For two years, the message was "Spend whatever it takes." Now, investors are asking "Where is the revenue?" The answer might crash the hardware market.
Inspiration: Reading the brutal earnings reports where Amazon got hammered for "excessive spending," while Zuckerberg smiled through a massive CapEx bill because his revenue growth justified it.
For two years, the mandate in Silicon Valley was simple: Spend whatever it takes to win AI.
That era just ended.
In recent earnings reports, Amazon and Microsoft announced massive CapEx increases to build more data centers. Their stocks got hammered.
Investors finally asked the question: "We spent $100B on GPUs. Where is the profit?"

The "CapEx Indigestion"
Investors realized that "GenAI" isn't printing money fast enough to cover the depreciation of the hardware.
Businesses with cloud infrastructure (AWS, Azure) are susceptible. Their growth is slowing down. Selling "AI" as a utility is hard when corporate IT budgets are tightening.
Investors shape company decisions. The drops in Microsoft and Amazon will force them to pause. They don't have a choice.

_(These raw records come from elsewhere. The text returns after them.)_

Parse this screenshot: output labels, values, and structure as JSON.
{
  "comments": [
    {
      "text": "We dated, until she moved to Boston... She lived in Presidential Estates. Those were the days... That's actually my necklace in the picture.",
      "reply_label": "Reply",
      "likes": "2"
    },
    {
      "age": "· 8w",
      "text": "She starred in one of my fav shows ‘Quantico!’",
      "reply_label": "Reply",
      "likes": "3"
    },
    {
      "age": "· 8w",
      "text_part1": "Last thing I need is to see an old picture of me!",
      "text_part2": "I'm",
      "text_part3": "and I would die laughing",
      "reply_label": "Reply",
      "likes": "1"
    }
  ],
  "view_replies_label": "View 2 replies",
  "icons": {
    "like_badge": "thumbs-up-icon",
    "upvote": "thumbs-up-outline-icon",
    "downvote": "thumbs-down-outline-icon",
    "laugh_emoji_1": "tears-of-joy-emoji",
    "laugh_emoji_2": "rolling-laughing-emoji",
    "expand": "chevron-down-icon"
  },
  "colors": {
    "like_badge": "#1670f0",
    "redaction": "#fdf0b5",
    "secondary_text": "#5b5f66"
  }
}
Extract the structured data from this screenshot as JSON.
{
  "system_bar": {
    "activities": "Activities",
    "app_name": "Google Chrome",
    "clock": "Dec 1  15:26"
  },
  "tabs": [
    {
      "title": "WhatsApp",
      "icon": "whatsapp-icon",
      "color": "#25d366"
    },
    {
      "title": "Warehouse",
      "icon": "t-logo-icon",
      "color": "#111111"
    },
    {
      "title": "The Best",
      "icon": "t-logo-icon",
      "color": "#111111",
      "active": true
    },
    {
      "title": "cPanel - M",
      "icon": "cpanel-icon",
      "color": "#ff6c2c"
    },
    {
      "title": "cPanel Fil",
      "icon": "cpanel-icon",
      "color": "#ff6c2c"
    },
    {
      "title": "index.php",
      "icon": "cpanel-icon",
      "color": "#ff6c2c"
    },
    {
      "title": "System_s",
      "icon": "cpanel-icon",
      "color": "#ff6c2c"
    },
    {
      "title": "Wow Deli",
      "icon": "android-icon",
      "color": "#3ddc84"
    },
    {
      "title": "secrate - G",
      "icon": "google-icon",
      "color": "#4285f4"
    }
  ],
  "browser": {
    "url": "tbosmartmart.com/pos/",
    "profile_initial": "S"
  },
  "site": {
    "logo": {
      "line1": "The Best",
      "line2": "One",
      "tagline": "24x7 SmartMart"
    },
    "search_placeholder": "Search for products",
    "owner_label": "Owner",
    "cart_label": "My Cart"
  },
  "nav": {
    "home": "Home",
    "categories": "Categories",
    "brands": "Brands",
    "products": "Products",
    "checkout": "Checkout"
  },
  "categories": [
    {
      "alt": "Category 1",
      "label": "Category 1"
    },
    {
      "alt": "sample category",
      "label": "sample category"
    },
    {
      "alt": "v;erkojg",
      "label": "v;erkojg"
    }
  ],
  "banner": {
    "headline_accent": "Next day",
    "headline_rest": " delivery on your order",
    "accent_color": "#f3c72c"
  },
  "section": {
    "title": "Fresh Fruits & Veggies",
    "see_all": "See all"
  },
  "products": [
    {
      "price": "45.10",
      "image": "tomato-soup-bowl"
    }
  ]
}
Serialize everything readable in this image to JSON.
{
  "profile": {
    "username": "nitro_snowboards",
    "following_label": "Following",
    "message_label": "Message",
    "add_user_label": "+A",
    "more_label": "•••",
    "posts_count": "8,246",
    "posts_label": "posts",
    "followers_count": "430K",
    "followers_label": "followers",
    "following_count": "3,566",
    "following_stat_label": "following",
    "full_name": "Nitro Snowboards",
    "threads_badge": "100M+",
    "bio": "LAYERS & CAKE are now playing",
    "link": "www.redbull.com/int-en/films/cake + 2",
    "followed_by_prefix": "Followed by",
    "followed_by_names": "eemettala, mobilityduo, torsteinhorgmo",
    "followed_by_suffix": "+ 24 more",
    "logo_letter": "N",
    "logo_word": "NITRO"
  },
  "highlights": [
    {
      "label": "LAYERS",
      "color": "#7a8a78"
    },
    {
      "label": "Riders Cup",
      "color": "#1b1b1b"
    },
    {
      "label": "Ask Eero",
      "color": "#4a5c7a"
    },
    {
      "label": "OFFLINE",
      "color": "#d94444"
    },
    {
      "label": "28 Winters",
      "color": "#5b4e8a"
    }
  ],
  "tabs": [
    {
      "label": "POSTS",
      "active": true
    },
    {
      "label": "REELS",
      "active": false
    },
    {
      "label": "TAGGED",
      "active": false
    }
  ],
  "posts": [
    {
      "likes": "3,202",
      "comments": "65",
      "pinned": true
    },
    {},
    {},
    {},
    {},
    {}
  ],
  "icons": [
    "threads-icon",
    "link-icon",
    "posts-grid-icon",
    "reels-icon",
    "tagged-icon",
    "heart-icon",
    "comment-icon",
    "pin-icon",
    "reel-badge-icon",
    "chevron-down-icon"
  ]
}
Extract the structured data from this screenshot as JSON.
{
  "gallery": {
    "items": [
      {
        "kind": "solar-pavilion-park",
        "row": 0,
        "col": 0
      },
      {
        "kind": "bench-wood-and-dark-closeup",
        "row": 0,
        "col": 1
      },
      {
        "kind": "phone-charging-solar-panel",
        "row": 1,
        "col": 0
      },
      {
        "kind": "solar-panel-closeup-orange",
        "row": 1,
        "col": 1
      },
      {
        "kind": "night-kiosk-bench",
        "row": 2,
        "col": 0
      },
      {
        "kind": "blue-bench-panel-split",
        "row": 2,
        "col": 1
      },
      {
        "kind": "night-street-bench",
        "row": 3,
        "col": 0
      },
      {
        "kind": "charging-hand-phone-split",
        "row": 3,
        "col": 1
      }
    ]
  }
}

The Meta Exception (Why Zuck Survives)
Meta was the only survivor. They announced huge spending, but their stock held.
Why? Two reasons.
- Revenue Growth: Meta isn't selling "AI." They use AI to make Ads better. Their investment instantly translates to higher ad conversions. The ROI is immediate.
- Control: Zuckerberg has Super Voting Rights. He controls the company. He doesn't have to listen to BlackRock. He can burn billions on Llama because he can't be fired.

The "Coding" Trap
Everyone focused on "Coding Agents." It makes sense technically, but not commercially.
They are selling efficiency tools to Tech Companies... who just laid off thousands of developers. Selling to a shrinking market doesn't drive growth; it just boosts internal margins. Investors want growth.

The Nvidia Risk
Zuckerberg steered the "Year of Efficiency" much sooner than anyone else. He also smartly divested some CapEx to Google Cloud, lowering his reliance on hoarding chips.
The Fallout: If Big Tech slows down spending to "digest" their infrastructure, Nvidia gets hammered. Their valuation assumes infinite growth. If Amazon buys 20% fewer chips next quarter, the bubble bursts.

Conclusion: The "Year of Efficiency" 2.0
2023 was the "Year of Efficiency" for headcount. 2026 will be the "Year of Efficiency" for CapEx.